CS5262-Outline-2018

CS5262 Multimedia Networking and Systems, Spring 2018

  • Instructor: Cheng-Hsin Hsu (chsu AT cs.nthu.edu.tw)
  • Time: Mondays 10:10 a.m.-12:00 p.m., Wednesday 9:00-9:50 a.m.
  • Location: EECS 127
  • Office Hour: By email appointment
  • TA: Hua-Jun Hung (hua.j.hong@gmail.com)
  • TA Office Hour: By email appointment

This course covers the latest research in the areas of networking and multimedia systems. Despite the basic concepts of multimedia networking will be reviewed, the course is a graduate-level course and requires each student to work on an intensive term project. In particular, each student will propose and carry out a research project. The expectation for each graduate student is to generate a research paper at the end of the semester. The expectation for each undergraduate student is to generate a report for a well-known multimedia grand challenge problem; or to produce a good system demo with demo abstract at the end of the semester. Students who do not deliver publishable reports at the end of the semester will receive failed grades.

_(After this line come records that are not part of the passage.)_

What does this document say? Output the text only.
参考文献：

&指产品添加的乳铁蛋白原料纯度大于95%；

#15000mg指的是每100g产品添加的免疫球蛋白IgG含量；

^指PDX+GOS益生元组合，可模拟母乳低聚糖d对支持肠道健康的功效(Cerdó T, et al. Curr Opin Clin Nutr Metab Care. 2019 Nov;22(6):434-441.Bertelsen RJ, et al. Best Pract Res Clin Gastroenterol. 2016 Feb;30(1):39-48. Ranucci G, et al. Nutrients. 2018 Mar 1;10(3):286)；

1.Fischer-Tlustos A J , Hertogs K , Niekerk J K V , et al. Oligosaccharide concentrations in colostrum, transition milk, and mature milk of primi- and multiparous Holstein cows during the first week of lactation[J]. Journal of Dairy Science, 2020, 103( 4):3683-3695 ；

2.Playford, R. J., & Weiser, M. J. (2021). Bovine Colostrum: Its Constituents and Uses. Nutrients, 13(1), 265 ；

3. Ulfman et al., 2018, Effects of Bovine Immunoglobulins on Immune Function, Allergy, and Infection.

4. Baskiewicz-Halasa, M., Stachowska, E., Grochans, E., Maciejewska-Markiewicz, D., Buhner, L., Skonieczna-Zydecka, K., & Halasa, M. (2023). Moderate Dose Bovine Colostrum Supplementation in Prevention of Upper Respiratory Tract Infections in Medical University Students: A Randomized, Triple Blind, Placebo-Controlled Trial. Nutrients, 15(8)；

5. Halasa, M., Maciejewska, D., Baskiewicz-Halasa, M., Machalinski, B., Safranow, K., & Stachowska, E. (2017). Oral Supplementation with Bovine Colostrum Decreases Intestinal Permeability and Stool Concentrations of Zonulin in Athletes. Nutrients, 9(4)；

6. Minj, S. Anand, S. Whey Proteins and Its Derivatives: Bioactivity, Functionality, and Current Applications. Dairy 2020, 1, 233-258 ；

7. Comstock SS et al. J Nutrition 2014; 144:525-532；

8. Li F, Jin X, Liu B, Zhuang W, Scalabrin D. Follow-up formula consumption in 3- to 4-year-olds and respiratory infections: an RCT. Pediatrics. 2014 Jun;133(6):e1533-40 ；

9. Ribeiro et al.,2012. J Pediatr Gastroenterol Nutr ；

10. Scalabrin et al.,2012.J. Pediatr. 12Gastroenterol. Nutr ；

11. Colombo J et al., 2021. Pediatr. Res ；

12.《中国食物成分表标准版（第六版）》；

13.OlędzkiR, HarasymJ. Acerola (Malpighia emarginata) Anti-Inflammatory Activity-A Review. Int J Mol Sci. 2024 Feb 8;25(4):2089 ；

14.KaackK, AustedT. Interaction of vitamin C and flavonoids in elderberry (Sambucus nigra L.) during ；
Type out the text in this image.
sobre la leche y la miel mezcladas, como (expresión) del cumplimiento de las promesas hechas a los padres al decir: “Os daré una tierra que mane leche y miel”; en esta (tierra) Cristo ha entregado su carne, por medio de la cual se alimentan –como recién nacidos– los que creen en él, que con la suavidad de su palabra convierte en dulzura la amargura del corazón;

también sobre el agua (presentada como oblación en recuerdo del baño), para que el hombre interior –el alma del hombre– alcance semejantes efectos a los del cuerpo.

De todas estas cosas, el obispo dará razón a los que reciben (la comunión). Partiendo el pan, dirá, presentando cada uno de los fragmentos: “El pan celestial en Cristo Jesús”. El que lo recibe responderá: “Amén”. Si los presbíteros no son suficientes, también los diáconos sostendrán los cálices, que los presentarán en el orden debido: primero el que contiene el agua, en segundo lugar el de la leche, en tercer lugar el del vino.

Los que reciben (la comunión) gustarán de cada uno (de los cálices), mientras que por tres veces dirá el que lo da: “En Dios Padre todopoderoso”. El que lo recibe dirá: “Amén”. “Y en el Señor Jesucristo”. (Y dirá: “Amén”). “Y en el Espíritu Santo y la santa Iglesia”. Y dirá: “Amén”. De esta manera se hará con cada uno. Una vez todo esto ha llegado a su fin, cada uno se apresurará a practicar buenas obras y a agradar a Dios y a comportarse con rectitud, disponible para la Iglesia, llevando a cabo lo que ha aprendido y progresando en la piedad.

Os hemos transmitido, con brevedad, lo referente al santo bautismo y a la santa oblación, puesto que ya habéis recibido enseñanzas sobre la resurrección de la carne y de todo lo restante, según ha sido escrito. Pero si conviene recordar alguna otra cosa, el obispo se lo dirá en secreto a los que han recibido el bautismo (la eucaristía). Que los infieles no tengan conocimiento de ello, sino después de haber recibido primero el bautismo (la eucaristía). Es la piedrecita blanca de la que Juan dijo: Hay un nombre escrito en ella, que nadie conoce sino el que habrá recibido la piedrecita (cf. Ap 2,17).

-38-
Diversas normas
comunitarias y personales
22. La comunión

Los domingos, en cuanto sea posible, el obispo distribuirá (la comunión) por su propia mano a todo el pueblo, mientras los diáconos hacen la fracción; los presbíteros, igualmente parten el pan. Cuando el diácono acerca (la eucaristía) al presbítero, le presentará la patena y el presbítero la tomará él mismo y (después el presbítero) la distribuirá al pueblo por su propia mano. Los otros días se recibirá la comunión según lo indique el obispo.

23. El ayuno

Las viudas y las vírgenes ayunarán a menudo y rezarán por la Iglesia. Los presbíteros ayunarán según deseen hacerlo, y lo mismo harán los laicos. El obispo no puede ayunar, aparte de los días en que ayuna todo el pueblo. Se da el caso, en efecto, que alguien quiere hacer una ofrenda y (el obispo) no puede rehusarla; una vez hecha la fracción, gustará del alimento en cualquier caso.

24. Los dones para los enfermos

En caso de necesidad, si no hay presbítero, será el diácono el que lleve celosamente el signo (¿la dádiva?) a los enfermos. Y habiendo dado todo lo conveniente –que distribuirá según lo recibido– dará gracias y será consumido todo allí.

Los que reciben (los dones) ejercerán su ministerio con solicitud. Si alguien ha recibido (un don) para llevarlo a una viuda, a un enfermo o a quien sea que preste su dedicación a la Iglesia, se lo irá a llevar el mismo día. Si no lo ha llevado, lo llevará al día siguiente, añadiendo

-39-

The lectures will be given in English. All the reports must be in English.


Tentative Topics: 

  1. Network, Transport and Application Layers
  2. Introduction to Video Compression
  3. RTP Streaming
  4. Dynamic Adaptive Streaming over HTTP
  5. Delay-Sensitive Video Computing in the Cloud
  6. Rate Adaptation
  7. Playout Buffering
  8. Video Error Recovery
  9. Streaming Media Caching
  10. Peer-to-Peer Streaming
  11. 360-degree Video Streaming
  12. Media Analytics in Internet-of-Things Networks

Textbooks:

None. Students will search, print, read, and present the latest search papers under the guidance of the instructor and the TA.


References:

  • [KR08] Kurose and Rose, Computer Networking: A top-down Approach Featuring the Internet, Addison Wesley, 2016.
  • [Burg10] Burg, The Science of Digital Media, Pearson Prentice Hall, Inc., 2010.
  • [SC07] Schaar and Chou, Multimedia over IP and Wireless Networks: Compression, Networking, and Systems, Elsevier, 2007.
  • [LD04] Li and Drew, Fundamentals of Multimedia, Pearson Education, 2004.
  • [SN04] Steinmetz and Nahrstedt, Multimedia Systems, Springer, 2004.
  • [WOZ02] Wang, Ostermann, Zhang, Video Processing and Communications, Prentice Hall, 2002.

 


 

Term Project Topics:

The following is not an exhausted list of the latest research topics in multimedia networking:

  • 360-degree videos and head mounted displays
  • Multimedia Internet-of-Things
  • Media-Aware Network Elements
  • Virtual Reality and Augmented Reality
  • 3D Scene Reconstructions
  • Point Cloud Compression
  • Multimodal Speaker Recognition in Video Conferences
  • Decentralized Social Media

Grading:

  • Paper presentation: 20%
  • Participation: 30%
  • Term paper: 50%

Note that students who do not deliver publishable reports at the end of the semester will receive failed grades.